Selon son équipe de campagne, Nicolas Sarkozy se préparera chez lui, dans la journée de mercredi, pour ce débat qui apparaît comme sa dernière chance de faire basculer en sa faveur les indécis, alors que les sondages le donnent battu par François Hollande. En privé, le président candidat affirme que son adversaire va devoir « enlever son nez rouge, répondre sérieusement à certaines questions ». Même tonalité du côté de ses soutiens, comme le ministre du Travail, Xavier Bertrand : « Il faut qu’il l’oblige à répondre aux questions. La plaisanterie de l’esquive de François Hollande a suffisamment duré. Il faut dire aux Français ''vous avez quelqu’un qui ne sait pas où il va, ou alors qui ne veut pas dire où il va''. Donc c’est quelqu’un en qui on ne peut pas avoir confiance ».

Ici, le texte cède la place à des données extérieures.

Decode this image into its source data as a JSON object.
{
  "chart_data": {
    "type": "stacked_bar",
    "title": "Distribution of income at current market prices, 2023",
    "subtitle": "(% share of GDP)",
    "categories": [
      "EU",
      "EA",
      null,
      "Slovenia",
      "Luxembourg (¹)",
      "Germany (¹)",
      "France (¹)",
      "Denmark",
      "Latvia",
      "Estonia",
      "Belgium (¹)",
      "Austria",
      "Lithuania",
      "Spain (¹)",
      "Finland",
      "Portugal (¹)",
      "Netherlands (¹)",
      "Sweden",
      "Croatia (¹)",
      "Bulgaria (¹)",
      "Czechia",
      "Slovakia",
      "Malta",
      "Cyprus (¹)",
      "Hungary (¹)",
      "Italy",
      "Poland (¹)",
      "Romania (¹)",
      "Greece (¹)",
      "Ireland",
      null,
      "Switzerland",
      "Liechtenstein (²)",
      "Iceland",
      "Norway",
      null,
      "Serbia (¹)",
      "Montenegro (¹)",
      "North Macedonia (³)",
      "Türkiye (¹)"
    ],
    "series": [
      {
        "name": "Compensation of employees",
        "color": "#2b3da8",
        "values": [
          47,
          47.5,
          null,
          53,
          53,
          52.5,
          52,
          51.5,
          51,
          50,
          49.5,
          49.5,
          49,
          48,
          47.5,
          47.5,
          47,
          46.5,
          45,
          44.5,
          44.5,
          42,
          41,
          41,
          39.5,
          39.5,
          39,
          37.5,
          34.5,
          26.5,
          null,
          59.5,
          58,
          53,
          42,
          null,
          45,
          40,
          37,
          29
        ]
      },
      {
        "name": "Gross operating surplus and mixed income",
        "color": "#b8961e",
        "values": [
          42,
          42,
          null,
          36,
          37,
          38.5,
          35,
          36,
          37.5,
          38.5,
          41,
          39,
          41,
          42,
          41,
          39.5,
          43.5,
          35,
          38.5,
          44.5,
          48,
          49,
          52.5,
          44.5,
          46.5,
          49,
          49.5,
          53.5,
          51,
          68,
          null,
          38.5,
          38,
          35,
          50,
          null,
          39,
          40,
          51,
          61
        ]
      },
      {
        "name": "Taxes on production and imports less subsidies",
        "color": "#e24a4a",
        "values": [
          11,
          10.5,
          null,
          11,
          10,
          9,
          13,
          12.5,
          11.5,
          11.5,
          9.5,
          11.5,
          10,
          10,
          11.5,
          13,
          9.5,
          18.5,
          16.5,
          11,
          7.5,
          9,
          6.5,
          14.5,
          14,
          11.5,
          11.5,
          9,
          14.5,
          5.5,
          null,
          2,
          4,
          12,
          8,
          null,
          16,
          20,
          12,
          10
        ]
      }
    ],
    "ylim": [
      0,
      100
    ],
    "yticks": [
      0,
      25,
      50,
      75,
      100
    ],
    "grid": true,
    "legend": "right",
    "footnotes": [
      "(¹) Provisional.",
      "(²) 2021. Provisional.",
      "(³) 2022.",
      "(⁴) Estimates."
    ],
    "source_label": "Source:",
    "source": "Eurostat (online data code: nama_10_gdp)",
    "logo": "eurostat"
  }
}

Dans la manche du président-candidat, l’embarrassante soirée d'anniversaire du socialiste Julien Dray samedi dans un bar parisien, qui a réuni l'équipe de campagne de François Hollande et Dominique Strauss-Kahn. Une cartouche que Nicolas Sarkozy assure ne pas vouloir utiliser pour attaquer, mais pour se défendre en cas de menaces d’Hollande assurait-il mardi.

« Ce n’est pas un match de boxe »

Quant au candidat socialiste, son agenda a été allégé pour lui permettre de se préparer tout le week-end avec sa garde rapprochée et d’arriver en forme au débat. Du coup il aborde ce rendez-vous « avec confiance. Ce n'est pas un match de boxe. Il y a un enjeu mais je ne suis pas dans ce type de comportement. Ce ne sont pas seulement des personnalités qui vont être confrontées, mais deux programmes. Ce qui va être jugé ce n'est pas un débat, c'est un quinquennat (du président sortant). Mais quand il y a un quinquennat de raté, un débat ne va pas l'effacer ». François Hollande a pu compter sur l’expérience de Ségolène Royal, candidate malheureuse en 2007. Ses conseils : « rendre les coups, éviter les pièges et ne pas tomber dans la surenchère qui risquerait de dégrader le débat ».